Simulated Humanoid Wrestling Competition in webots.cloud

5 October 2023

Webots and webots.cloud are essential components of the OpenDR toolkit used for simulating robots. Webots is widely used inside, but also outside the OpenDR project. webots.cloud is pretty new and was actively developed during the OpenDR project. It allows users to easily share their Webots simulations online, including models, animations, interactive simulations and even simulated robotics competitions. To promote the capabilities of webots.cloud and encourage more users to take advantage of it, we organized a series of simulated robot programming competitions based on humanoid wrestling (see Fig. 1). The first competition was held at ICRA 2023 (London) and the second ran remotely during IROS 2023 (Detroit). Both editions gathered more than 32 teams worldwide and only the best 32 teams were selected for participation to the finals. The ICRA 2023 results and the IROS 2023 results are available online, including the playback of the games in 3D on the web, utilizing on the webots.cloud technology developed in the OpenDR project.

Fig. 1. Simulation world in which two humanoid robots wrestle against each other.

The competition focuses on the development of advanced humanoid robot control software for a wrestling game in which all shots are allowed. It relies on a calibrated simulation model of the NAO robot, running in the Webots simulator with realistic physics, sensor and actuator simulation. The winning team receives one Ether crypto-currency (priced around USD 1’640 on October 5th, 2023) and an official certificate.

Being spectacular and easy to get started with, this competition aimed at gathering a large number of competitors. The fully open-source competition software stack was designed to be re-used as a template for other robot competitions.
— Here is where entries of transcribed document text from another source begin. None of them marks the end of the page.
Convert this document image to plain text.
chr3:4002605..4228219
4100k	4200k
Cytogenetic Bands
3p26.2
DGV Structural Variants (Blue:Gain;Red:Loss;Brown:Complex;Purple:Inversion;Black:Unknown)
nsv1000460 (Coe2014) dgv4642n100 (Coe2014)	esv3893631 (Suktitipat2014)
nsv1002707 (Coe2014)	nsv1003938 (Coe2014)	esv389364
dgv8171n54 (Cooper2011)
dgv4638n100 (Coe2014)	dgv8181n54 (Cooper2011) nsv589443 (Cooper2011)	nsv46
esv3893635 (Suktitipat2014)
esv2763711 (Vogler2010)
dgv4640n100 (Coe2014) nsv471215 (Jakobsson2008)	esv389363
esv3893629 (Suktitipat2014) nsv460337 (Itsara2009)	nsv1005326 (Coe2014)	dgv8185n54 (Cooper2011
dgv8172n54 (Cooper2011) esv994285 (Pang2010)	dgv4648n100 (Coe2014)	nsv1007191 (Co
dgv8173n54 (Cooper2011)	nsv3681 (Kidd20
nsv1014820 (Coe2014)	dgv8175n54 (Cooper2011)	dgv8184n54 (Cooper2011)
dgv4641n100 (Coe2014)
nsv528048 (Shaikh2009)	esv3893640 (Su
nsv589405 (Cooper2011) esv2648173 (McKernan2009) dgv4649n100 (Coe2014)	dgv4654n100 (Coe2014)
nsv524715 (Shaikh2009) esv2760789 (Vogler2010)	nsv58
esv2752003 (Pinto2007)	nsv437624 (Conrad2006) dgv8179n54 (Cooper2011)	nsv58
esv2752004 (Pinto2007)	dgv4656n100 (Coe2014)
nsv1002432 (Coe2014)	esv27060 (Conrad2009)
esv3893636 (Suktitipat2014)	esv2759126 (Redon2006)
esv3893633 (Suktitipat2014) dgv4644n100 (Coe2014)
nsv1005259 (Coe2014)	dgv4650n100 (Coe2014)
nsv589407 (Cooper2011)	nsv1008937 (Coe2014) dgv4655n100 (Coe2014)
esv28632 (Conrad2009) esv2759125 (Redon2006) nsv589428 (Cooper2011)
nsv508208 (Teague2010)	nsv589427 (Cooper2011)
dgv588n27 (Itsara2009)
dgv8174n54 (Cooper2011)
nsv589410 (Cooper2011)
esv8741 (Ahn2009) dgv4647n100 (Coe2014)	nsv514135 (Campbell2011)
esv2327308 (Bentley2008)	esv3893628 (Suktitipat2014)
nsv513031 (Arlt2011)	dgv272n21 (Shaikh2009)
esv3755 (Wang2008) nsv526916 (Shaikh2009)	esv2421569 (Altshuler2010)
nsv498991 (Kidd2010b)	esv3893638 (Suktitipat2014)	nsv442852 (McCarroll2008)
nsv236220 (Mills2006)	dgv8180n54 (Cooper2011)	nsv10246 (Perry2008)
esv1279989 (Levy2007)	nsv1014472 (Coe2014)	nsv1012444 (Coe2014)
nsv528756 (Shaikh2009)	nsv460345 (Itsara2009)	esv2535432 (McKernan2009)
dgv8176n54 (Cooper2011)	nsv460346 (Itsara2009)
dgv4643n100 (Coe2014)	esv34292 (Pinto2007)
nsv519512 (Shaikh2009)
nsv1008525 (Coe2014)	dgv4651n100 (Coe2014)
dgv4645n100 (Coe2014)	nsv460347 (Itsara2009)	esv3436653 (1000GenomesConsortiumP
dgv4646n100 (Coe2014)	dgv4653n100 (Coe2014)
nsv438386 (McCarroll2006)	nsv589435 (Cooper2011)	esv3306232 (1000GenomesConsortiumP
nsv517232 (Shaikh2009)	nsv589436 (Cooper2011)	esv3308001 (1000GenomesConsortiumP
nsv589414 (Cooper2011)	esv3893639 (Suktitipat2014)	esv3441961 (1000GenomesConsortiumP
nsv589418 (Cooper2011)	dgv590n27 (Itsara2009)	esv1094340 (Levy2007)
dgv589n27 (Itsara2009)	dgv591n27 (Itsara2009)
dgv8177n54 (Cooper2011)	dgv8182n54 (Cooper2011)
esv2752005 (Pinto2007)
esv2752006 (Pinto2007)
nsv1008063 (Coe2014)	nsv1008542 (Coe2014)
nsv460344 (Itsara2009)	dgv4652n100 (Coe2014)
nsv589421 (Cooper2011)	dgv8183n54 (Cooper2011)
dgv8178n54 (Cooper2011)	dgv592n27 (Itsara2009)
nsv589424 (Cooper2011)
The competition engine is fully implemented in GitHub: a new participant can enter the competition by simply creating a GitHub repository for their code from a template repository provided by the organizer of the competition. Then, the participant can edit a JSON file to set their name, team members, programming language, etc. As soon as the participant commits any change to their repository, an evaluation is automatically run in the GitHub CI: their robot will play a game against the robot just above them in the leader board (see Fig. 2). If they win, they will swap their position with their opponent and play another game against the new robot above them, and so on until they loose a game or reach the top of the ranking. All games are recorded so that anyone can view the results online by playing back 3D animations.

Fig. 2. The leader board of the competition

This competition was designed to disseminate the results achieved in OpenDR with Webots and webots.cloud and to encourage researchers to use these free and open-source tools to share their research results online. It has been successful in terms of participation and we are currently in touch with several researchers willing to run their own competition or benchmark on webots.cloud.